Warden's Estate

Henderson, J.,

The master filed this interlocutory report, at the request of counsel, to certify to the court two questions to which exceptions were taken in the proceedings before him.

*697At page 434 of the notes of testimony appears the following colloquy:

“Q. I ask you specifically that you produce all the letters in that file bearing on this controversy that passed between you as a member of the committee and the other members of the committee?

“Mr. Smith: I object for the reasons given before and I understand that it is the same request as that which was made before. (Objection sustained.) (Exception noted for petitioners.)

“Mr. Saul: Mr. Master, will you certify this question to the orphans’ court, please?

“The Master: Yes, sir.”

It should be observed that the master has made a ruling and the proper time to renew and argue that exception is when the master’s report is filed.

At pages 441 and 442 of the transcript of testimony, the following will be found:

“By Mr. Smith: Q. Mr.
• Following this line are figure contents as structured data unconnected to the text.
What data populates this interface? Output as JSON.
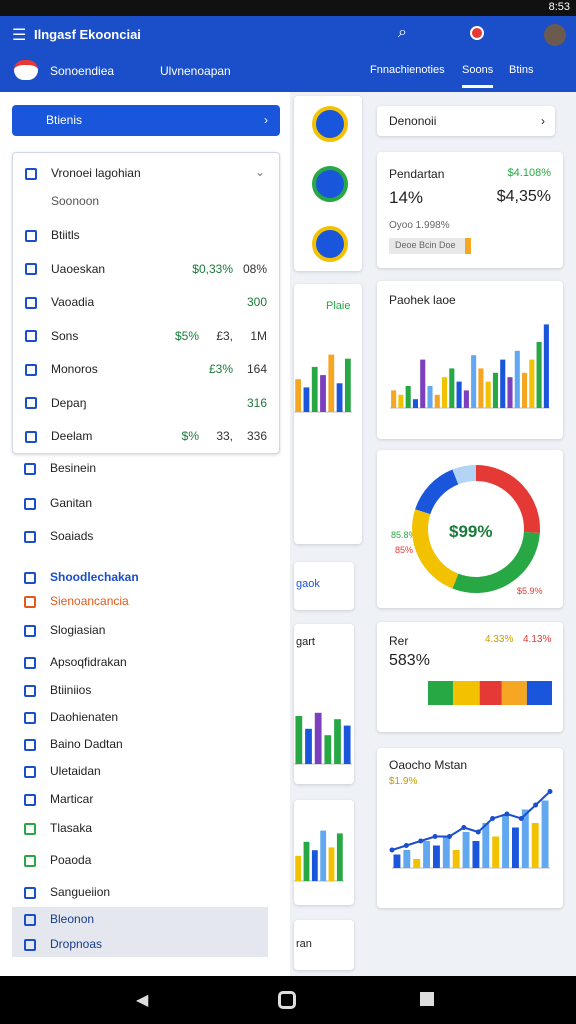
{
  "status": {
    "time": "8:53"
  },
  "header": {
    "title": "Ilngasf Ekoonciai",
    "subtitle_left": "Sonoendiea",
    "subtitle_right": "Ulvnenoapan",
    "tabs": [
      "Fnnachienoties",
      "Soons",
      "Btins"
    ]
  },
  "search": {
    "label": "Btienis"
  },
  "dropdown": {
    "title": "Vronoei lagohian",
    "subtitle": "Soonoon",
    "items": [
      {
        "label": "Btiitls",
        "values": []
      },
      {
        "label": "Uaoeskan",
        "values": [
          "$0,33%",
          "08%"
        ]
      },
      {
        "label": "Vaoadia",
        "values": [
          "300"
        ]
      },
      {
        "label": "Sons",
        "values": [
          "$5%",
          "£3,",
          "1M"
        ]
      },
      {
        "label": "Monoros",
        "values": [
          "£3%",
          "164"
        ]
      },
      {
        "label": "Depaŋ",
        "values": [
          "316"
        ]
      },
      {
        "label": "Deelam",
        "values": [
          "$%",
          "33,",
          "336"
        ]
      }
    ]
  },
  "list": [
    "Besinein",
    "Ganitan",
    "Soaiads",
    "Shoodlechakan",
    "Sienoancancia",
    "Slogiasian",
    "Apsoqfidrakan",
    "Btiiniios",
    "Daohienaten",
    "Baino Dadtan",
    "Uletaidan",
    "Marticar",
    "Tlasaka",
    "Poaoda",
    "Sangueiion",
    "Bleonon",
    "Dropnoas"
  ],
  "middle": {
    "label1": "Plaie",
    "label2": "gaok",
    "label3": "gart",
    "label4": "ran"
  },
  "right": {
    "search": "Denonoii",
    "card1": {
      "title": "Pendartan",
      "badge": "$4.108%",
      "value1": "14%",
      "value2": "$4,35%",
      "note": "Oyoo 1.998%",
      "button": "Deoe Bcin Doe"
    },
    "card2": {
      "title": "Paohek laoe"
    },
    "card3": {
      "center": "$99%",
      "left1": "85.8%",
      "left2": "85%",
      "right1": "$5.9%"
    },
    "card4": {
      "title": "Rer",
      "value": "583%",
      "badge1": "4.33%",
      "badge2": "4.13%"
    },
    "card5": {
      "title": "Oaocho Mstan",
      "badge": "$1.9%"
    }
  },
  "charts": [
    {
      "type": "bar",
      "palette": [
        "#f5a623",
        "#f2c200",
        "#28a745",
        "#1a56db",
        "#7b3fbf",
        "#62a8f0"
      ],
      "ylim": [
        0,
        100
      ],
      "values": [
        20,
        15,
        25,
        10,
        55,
        25,
        15,
        35,
        45,
        30,
        20,
        60,
        45,
        30,
        40,
        55,
        35,
        65,
        40,
        55,
        75,
        95
      ]
    },
    {
      "type": "bar",
      "palette": [
        "#f5a623",
        "#1a56db",
        "#28a745",
        "#7b3fbf"
      ],
      "ylim": [
        0,
        100
      ],
      "values": [
        40,
        30,
        55,
        45,
        70,
        35,
        65
      ]
    },
    {
      "type": "bar",
      "palette": [
        "#28a745",
        "#1a56db",
        "#7b3fbf",
        "#28a745"
      ],
      "ylim": [
        0,
        100
      ],
      "values": [
        75,
        55,
        80,
        45,
        70,
        60
      ]
    },
    {
      "type": "bar",
      "palette": [
        "#f2c200",
        "#28a745",
        "#1a56db",
        "#62a8f0"
      ],
      "ylim": [
        0,
        100
      ],
      "values": [
        45,
        70,
        55,
        90,
        60,
        85
      ]
    },
    {
      "type": "donut",
      "colors": [
        "#e53935",
        "#28a745",
        "#f2c200",
        "#1a56db",
        "#b3d4f5"
      ],
      "values": [
        26,
        30,
        24,
        14,
        6
      ]
    },
    {
      "type": "hstack",
      "colors": [
        "#28a745",
        "#f2c200",
        "#e53935",
        "#f5a623",
        "#1a56db"
      ],
      "values": [
        17,
        18,
        15,
        17,
        17
      ]
    },
    {
      "type": "barline",
      "palette": [
        "#1a56db",
        "#62a8f0",
        "#f2c200",
        "#62a8f0"
      ],
      "ylim": [
        0,
        100
      ],
      "values": [
        15,
        20,
        10,
        30,
        25,
        35,
        20,
        40,
        30,
        50,
        35,
        60,
        45,
        65,
        50,
        75
      ],
      "line": [
        20,
        25,
        30,
        35,
        35,
        45,
        40,
        55,
        60,
        55,
        70,
        85
      ]
    }
  ]
}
Conner, is the matter of the Reed settlement tied up or involved in any way with this present proceeding of Mrs. Warden? A. I have the impression they were named in the pleadings, but I do not know; I would have to see them again. (Objection sustained.) (Exception noted for petitioners.)

“Mr. Saul: Will the master certify that to the orphans’ court?

“The Master: Yes, sir.”

It should again be observed that the master has made a ruling which must stand until his report is reviewed by the court.

The practice of filing interlocutory reports to have rulings made during the proceedings before the master is not to be'encouraged. A ease may not be tried in this piecemeal fashion. By this we do not mean to suggest that the court may not in its discretion, in a proper case, entertain and pass upon such an application.

In Coray v. Jenkins, 5 Lack. Jur. 242, Edwards, P. J., said:

“The master should not, by petition or interlocutory report, ask the court to pass upon the competency or relevancy of testimony, in piecemeal fashion. Such a proceeding is irregular and premature. It is the same in effect as if either of the parties would come into court from time to time to argue exceptions to the master’s rulings. The course suggested in Ward v. Jewett, Walker’s Ch. (Mich.), 45, is not sanctioned in Pennsylvania. Such a method would lead to endless confusion and unwarrantable delay. The master’s report should be reviewed in its entirety upon exceptions in the usual way.”

In Dougherty’s Estate, 14 Phila. 288, Judge Hanna said:

“It is not consonant with good practice for an auditor to report the questions of evidence raised before him to the court for decision, although in some cases it might be allowable. He is the representative of the court, and should in the first instance pass upon all such questions judicially, the correctness of his decision being for the court, upon exceptions to his report: 1 Troubat & Haly’s Practice, 835. While we have expressed no opinion as to the relevancy of the testimony proposed to be introduced at this stage of the case, yet we consider it improper to make any order in relation thereto. The subject is within the province of the auditor, and must be determined by him, guided by the principles of the law applicable and the light of surrounding circumstances.”

In Rohn’s Estate, 28 Dist. R. 490, Stewart, P. J., said:

“While the court may have power to take the course indicated, in a somewhat extended experience at this bar the writer of this opinion has never known it to be followed. The exact question in the present case existed in Dougherty’s Estate, 38 Legal Intell. 214 [14 Phila. 288].”

*698He then quoted Judge Hanna’s language as above and then added: “What Judge Hanna said meets with our approval. The auditor is abundantly able to pass on the competency of witnesses and the relevancy of testimony.”

The court refuses to pass upon the master’s requests at the present time, and the record is remitted to him with instructions to proceed with the hearings.